Though most states require nursing homes to conduct criminal background checks for prospective hires, 92 percent employ at least one worker with a criminal conviction, according to a report released today by the inspector general for the Department of Health and Human Services.
About 5 percent of nursing home workers—or one out of every 20—had at least one conviction, according to the report, which took a random sample of 260 nursing homes certified by Medicare and ran FBI background checks on their workers.
State rules differ regarding background checks: 43 states require nursing homes to perform background checks against state records, ten of those require an additional FBI background check, and eight states don’t require background checks at all.
The rules also differ on what types of crimes disqualify workers. The report noted that of the workers with convictions, 44 percent had committed property crimes such as theft, vandalism or writing bad checks. Some 16 percent had drug-related crimes, and 13 percent had committed crimes against people, including sexual offenses.
Federal regulations prohibit nursing homes from employing workers convicted of “abusing, neglecting, or mistreating residents,” but because FBI data do not show whether the victims of the crimes were nursing home residents, it’s unclear whether these rules were violated.
The New York Times noted that the current system for background checks—which Wisconsin Democrat Sen. Herb Kohl criticized as “haphazard, inconsistent, and full of gaping holes—has allowed people convicted of crimes in one state simply find jobs at nursing homes in another state.
We’ve noted a similar lack of oversight in the nursing field, which allowed problem nurses to cross state lines in order to keep working and avoid consequences. A national database was created decades ago to prevent this from happening, but reporting failures at both the state and federal level have left the database riddled with gaps.
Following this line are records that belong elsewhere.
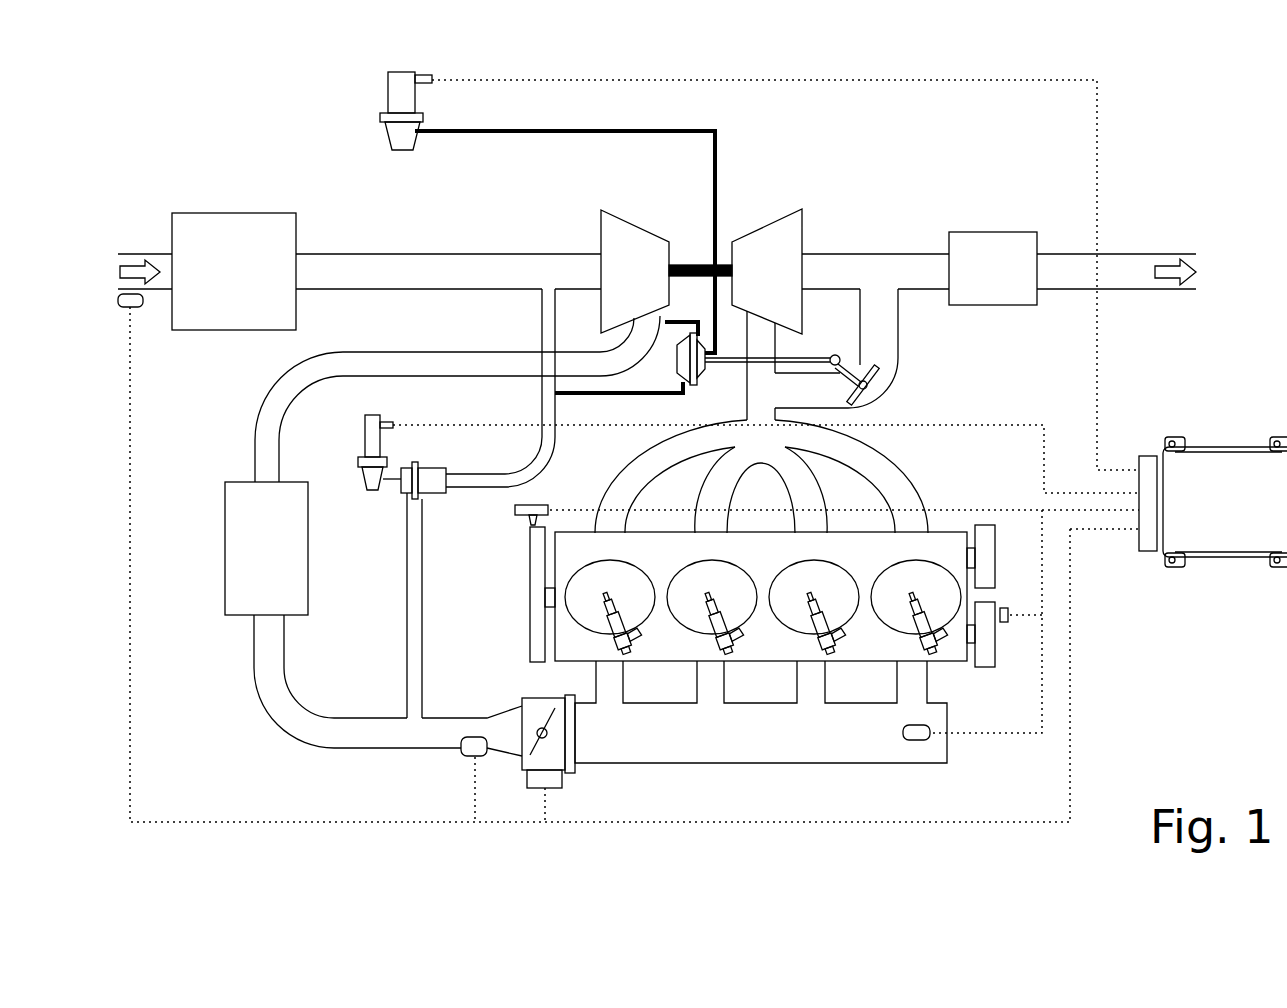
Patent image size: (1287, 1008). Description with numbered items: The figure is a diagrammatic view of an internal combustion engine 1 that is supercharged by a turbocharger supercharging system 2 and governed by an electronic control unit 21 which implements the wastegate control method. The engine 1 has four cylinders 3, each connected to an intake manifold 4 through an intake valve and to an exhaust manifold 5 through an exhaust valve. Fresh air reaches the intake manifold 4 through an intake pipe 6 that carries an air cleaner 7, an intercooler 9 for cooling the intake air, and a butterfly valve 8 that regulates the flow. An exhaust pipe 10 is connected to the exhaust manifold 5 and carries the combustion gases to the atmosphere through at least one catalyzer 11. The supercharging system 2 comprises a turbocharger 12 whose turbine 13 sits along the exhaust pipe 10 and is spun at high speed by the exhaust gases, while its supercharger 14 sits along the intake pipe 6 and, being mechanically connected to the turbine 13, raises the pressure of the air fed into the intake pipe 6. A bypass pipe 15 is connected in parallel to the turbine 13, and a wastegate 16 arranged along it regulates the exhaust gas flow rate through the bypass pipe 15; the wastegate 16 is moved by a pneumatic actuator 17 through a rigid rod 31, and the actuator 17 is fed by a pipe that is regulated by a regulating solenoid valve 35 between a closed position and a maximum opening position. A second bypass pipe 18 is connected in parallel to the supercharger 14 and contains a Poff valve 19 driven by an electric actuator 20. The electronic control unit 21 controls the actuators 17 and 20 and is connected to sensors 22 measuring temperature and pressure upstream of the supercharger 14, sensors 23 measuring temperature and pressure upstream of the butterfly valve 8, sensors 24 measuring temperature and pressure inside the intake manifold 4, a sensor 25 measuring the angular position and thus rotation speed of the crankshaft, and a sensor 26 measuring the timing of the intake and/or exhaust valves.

The internal combustion engine 1 is at (250, 105).
The supercharging system 2 is at (520, 216).
The cylinders 3 is at (763, 608).
The intake manifold 4 is at (761, 712).
The exhaust manifold 5 is at (761, 476).
The intake pipe 6 is at (265, 440).
The air cleaner 7 is at (234, 271).
The butterfly valve 8 is at (545, 762).
The intercooler 9 is at (266, 548).
The exhaust pipe 10 is at (923, 270).
The catalyzer 11 is at (993, 268).
The turbocharger 12 is at (702, 217).
The turbine 13 is at (742, 255).
The supercharger 14 is at (615, 237).
The bypass pipe 15 is at (893, 340).
The wastegate 16 is at (870, 378).
The pneumatic actuator 17 is at (700, 368).
The bypass pipe 18 is at (421, 592).
The Poff valve 19 is at (427, 500).
The electric actuator 20 is at (378, 440).
The electronic control unit 21 is at (1213, 502).
The sensors 22 is at (133, 308).
The sensors 23 is at (468, 757).
The sensors 24 is at (915, 740).
The sensor 25 is at (542, 505).
The sensor 26 is at (1005, 625).
The rigid rod 31 is at (810, 360).
The regulating solenoid valve 35 is at (410, 98).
The inspector general recommended that the federal government’s Centers for Medicare and Medicaid Services, or CMS, work with the states to develop background check procedures, including lists of convictions that would disqualify a potential hire.
CMS oversees nursing homes eligible for funding under Medicare and Medicaid. In a written response to the report, the agency agreed with the recommendation. CMS also runs Nursing Home Compare, a searchable database with ratings on nursing homes.